March 4 (Bloomberg) -- Glencore Xstrata Plc, the global commodity trader and metals producer run by billionaire Ivan Glasenberg, said profit advanced 20 percent last year after copper output increased and costs fell.
Adjusted net income rose to $3.67 billion, from $3.06 billion, the Baar, Switzerland-based company said today. It reported a 23 percent drop in pro-forma adjusted net income of $4.58 billion, described by Citigroup Inc. as an “exceptionally strong” result, exceeding its $4.01 billion estimate.
Glasenberg, the company’s largest shareholder, completed the $29 billion takeover of Xstrata Plc in May last year to add coal, copper, zinc and nickel mines to Glencore’s trading empire. The transaction is expected to generate cost savings of as much as $2.4 billion this year, Glencore said today. That compares with an estimate of $2 billion in September.
“A very strong set of results and a strong delivery on costs coupled with the potential delivery for more synergies to be realized during 2014 is likely to be well received by the market,” Heath Jansen and Jatinder Goel, analysts at Citigroup who have a buy rating and a 370 pence price estimate, wrote today in a report.
The stock rose for the first time in nine days in London trading, advancing as much as 3.5 percent, and was 2.2 percent higher at 333.55 pence at 9:21 a.m. The FTSE 350 Mining Index gained 0.9 percent.
“We continue to see healthy demand growth in all our key commodities, underpinned by the long-term trend of urbanization in emerging markets and parts of the developed world returning to trend growth,” Glasenberg, who owns an 8.3 percent stake, said in a statement.
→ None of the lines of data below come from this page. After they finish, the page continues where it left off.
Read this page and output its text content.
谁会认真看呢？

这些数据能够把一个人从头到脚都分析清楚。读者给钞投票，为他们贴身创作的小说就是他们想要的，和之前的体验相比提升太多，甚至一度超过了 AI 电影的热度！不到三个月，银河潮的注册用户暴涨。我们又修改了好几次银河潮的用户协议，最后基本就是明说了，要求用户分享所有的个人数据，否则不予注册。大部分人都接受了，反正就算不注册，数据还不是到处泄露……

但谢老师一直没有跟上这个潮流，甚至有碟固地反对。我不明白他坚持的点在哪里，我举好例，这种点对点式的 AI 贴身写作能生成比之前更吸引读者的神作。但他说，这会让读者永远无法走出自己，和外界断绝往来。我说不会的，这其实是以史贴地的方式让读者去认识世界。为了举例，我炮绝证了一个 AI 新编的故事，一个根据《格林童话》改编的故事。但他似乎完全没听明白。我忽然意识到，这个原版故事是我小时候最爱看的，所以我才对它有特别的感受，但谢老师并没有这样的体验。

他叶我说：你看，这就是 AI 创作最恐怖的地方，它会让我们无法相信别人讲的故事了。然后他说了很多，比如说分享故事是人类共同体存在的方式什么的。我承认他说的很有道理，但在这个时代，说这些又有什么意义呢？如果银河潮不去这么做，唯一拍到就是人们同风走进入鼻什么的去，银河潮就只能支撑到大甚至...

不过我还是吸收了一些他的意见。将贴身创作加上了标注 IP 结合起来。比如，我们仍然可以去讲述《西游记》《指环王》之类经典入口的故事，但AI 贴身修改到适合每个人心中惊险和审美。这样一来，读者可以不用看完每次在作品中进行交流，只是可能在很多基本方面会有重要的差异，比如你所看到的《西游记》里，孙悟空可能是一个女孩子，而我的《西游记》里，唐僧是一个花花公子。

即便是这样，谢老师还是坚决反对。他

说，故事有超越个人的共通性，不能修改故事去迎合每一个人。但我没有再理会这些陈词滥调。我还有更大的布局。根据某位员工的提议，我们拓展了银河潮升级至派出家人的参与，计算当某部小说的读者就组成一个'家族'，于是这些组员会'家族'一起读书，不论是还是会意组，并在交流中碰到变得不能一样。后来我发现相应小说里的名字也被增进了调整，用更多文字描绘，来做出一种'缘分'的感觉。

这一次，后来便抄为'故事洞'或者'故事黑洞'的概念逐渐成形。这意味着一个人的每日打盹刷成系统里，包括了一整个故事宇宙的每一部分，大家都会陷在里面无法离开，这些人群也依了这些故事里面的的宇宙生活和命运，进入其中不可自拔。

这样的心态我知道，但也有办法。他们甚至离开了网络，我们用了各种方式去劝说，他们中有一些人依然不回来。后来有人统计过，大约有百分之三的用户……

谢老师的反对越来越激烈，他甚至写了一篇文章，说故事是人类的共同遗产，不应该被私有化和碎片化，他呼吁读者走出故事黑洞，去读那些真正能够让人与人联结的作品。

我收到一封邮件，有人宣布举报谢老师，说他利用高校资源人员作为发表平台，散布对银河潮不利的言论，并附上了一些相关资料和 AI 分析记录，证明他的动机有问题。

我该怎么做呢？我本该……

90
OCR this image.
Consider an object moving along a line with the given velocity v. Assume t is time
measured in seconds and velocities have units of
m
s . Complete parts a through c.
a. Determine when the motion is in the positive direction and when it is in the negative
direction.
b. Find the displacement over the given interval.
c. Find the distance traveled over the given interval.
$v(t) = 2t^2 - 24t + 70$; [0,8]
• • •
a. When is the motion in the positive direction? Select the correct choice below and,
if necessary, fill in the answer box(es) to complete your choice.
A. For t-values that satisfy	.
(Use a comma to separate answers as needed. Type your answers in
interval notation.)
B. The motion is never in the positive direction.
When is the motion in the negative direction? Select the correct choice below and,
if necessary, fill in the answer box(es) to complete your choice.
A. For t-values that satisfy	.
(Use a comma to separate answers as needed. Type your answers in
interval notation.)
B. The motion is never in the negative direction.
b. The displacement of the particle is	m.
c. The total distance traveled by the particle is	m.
Glencore reported a full-year dividend of 16.5 cents a share, 4.8 percent higher than 2012. Net debt increased 22 percent to $35.8 billion.
Copper production climbed 26 percent to 1.5 million metric tons last year, with gains recorded in Africa and Chile, the statement shows. Higher output and “improved cost management” mitigated the effect of weaker commodity prices, it said.
The world’s biggest exporter of power-station coal wrote down the value of assets acquired in the Xstrata takeover by $7.7 billion in August to reflect “the broader negative mining-industry environment.” It reported a full-year net loss of $7.4 billion on the writedowns.
“2014 will be the year for the company to deliver targeted cost savings, improve the balance sheet and prove the returns-focused approach,” Credit Suisse Group AG wrote in a Feb. 27 report. “Successful execution here will allow the company to increase cash returns and capitalize on growth opportunities further down the line.”
The world’s biggest mining companies including BHP Billiton Ltd. and Rio Tinto Group are reining in spending. A decade-long boom in metal prices has waned after producers boosted supply and China’s economy expanded more slowly, prompting the companies to cancel projects and curb expansions.
Glencore reduced its capital-spending budget for the three years through 2015 by $3.5 billion from $29 billion, it said in September. “Sustaining” annual spending is then estimated at $4 billion, compared with an earlier forecast of $4 billion to $5 billion, it said at the time.
Analysts expect China, the mining industry’s biggest customer, to grow at the slowest pace in 24 years in 2014. The ruling Communist Party is trying to balance restraining a credit boom while maintaining expansion above Premier Li Keqiang’s 7 percent “bottom line” to sustain employment.
Glencore is about 25 percent owned by management. Glasenberg reaped a $173 million dividend for 2012 and a $182 million payout for last year.
Peter Grauer, the chairman of Bloomberg LP, the parent of Bloomberg News, is a non-executive director of Glencore Xstrata.